“The safest general characterization of the European philosophical tradition is that it consists of a series of footnotes to Plato.”
–Alfred North Whitehead

Thinking with Carlo Rovelli: The Physics of Consciousness

Last summer, I traveled to the Gran Sasso Institute in L’Aquila, Italy to participate in a conference bringing physicists and philosophers together to rehash the famous debate in 1922 between Einstein and Bergson. My paper (which should be published soon) brought quantum physicist Carlo Rovelli and Whitehead into the mix.

Yesterday I came across this recent lecture by Rovelli offering some thoughts about the so-called “hard problem” of consciousness (a framing Rovelli dismisses).

I shared some initial thoughts in response on Twitter:

Then shared more in a series of YouTube videos:

In short, I applaud Rovelli’s brilliant analysis of the ways in which biological and psychological phenomena are perfectly compatible with physical processes.
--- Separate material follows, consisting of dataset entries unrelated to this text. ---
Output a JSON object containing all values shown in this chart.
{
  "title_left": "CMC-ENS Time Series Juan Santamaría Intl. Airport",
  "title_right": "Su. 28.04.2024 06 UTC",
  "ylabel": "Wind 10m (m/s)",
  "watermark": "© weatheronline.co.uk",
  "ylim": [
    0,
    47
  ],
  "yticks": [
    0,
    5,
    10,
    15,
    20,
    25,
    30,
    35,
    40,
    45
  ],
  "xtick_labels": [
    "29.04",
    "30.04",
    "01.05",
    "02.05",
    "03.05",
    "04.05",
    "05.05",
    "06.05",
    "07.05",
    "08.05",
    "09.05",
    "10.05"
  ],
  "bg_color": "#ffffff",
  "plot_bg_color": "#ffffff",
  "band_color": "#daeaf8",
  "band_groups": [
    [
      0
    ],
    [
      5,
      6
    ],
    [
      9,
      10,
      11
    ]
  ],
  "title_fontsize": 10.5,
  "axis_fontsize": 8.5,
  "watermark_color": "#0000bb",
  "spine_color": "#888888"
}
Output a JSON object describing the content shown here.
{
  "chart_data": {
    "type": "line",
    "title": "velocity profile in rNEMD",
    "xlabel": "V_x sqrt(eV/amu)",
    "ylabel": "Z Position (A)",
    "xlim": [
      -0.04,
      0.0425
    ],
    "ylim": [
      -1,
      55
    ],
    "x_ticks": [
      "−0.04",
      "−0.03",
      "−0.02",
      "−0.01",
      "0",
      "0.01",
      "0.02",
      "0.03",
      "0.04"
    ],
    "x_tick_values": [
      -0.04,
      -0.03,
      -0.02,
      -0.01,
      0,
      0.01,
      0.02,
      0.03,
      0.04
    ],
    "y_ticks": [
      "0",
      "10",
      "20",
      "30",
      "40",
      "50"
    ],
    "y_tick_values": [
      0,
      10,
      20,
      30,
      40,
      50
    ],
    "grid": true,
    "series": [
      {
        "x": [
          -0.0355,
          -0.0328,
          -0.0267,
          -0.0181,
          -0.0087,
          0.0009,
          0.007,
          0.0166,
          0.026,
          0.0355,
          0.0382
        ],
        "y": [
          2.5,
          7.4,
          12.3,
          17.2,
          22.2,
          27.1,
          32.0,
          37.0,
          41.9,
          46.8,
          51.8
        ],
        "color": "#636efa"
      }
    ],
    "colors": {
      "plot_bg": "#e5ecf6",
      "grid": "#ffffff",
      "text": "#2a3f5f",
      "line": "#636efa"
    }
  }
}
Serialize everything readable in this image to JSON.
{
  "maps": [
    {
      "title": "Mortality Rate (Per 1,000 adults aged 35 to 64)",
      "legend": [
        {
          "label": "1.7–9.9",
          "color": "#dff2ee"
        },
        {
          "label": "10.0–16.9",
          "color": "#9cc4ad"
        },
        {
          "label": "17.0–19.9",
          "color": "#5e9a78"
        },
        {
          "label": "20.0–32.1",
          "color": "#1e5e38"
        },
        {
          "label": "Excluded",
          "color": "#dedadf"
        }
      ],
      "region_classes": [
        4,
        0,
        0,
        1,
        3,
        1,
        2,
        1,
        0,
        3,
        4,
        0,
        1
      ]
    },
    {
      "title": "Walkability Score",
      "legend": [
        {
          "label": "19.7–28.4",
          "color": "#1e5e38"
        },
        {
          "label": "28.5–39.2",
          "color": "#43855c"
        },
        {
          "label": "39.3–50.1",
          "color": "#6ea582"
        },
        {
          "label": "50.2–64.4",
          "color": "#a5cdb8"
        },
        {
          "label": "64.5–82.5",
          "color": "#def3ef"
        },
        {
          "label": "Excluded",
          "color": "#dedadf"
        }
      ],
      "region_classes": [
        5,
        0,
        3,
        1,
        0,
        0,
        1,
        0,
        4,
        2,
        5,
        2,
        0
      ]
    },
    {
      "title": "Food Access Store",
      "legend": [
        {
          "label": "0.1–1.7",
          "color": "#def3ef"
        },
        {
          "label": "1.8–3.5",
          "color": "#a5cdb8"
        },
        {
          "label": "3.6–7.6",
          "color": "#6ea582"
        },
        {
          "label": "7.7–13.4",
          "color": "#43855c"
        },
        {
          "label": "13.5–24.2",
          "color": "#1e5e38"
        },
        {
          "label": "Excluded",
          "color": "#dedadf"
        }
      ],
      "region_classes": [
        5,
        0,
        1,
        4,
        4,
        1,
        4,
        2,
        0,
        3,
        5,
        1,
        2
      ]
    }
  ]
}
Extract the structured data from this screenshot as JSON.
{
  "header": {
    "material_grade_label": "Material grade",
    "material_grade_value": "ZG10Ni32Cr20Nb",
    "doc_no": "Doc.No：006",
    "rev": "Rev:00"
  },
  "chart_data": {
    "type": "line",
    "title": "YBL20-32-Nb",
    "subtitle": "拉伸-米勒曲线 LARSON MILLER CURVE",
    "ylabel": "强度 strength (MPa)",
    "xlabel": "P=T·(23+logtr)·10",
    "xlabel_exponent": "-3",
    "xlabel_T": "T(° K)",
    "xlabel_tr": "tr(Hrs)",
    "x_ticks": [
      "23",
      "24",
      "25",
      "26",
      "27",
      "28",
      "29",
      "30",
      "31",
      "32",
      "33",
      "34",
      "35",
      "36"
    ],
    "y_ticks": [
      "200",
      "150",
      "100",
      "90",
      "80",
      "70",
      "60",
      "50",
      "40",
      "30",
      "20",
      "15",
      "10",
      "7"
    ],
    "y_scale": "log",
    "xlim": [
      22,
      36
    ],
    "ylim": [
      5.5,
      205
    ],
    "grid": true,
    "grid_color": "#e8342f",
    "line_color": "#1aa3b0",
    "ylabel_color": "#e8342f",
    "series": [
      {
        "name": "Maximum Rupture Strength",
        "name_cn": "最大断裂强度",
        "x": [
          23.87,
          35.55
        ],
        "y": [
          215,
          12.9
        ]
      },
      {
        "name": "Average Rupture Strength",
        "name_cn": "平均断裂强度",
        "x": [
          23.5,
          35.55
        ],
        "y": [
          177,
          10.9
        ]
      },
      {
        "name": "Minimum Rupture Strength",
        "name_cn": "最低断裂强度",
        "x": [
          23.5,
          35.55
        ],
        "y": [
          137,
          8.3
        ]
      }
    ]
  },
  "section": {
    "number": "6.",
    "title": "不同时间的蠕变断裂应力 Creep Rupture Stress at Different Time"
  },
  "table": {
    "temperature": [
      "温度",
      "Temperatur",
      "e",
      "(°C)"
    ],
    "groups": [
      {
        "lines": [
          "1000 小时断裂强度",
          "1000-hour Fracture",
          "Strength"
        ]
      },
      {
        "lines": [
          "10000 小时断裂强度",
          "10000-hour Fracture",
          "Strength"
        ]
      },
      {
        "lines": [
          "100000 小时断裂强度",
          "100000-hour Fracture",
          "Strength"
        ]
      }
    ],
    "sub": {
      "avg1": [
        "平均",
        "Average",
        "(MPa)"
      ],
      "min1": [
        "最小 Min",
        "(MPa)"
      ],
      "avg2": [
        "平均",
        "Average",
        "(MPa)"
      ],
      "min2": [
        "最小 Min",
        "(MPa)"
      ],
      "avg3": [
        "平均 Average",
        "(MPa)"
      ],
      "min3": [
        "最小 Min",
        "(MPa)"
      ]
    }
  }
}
But there is some ambiguity in his account, as it is unclear whether he believes he is offering some sort of causal explanation of consciousness in physical terms, or just a correlation between, e.g., conscious information-processing or decision-making and free energy/negentropy in the brain. When he speaks as a physicist, he seems to think he is explaining consciousness in physical/efficient causal terms. But when he praises Spinoza the pantheist philosopher, he would seem to be acknowledging a mere correlation or parallelism between material and mental phenomena.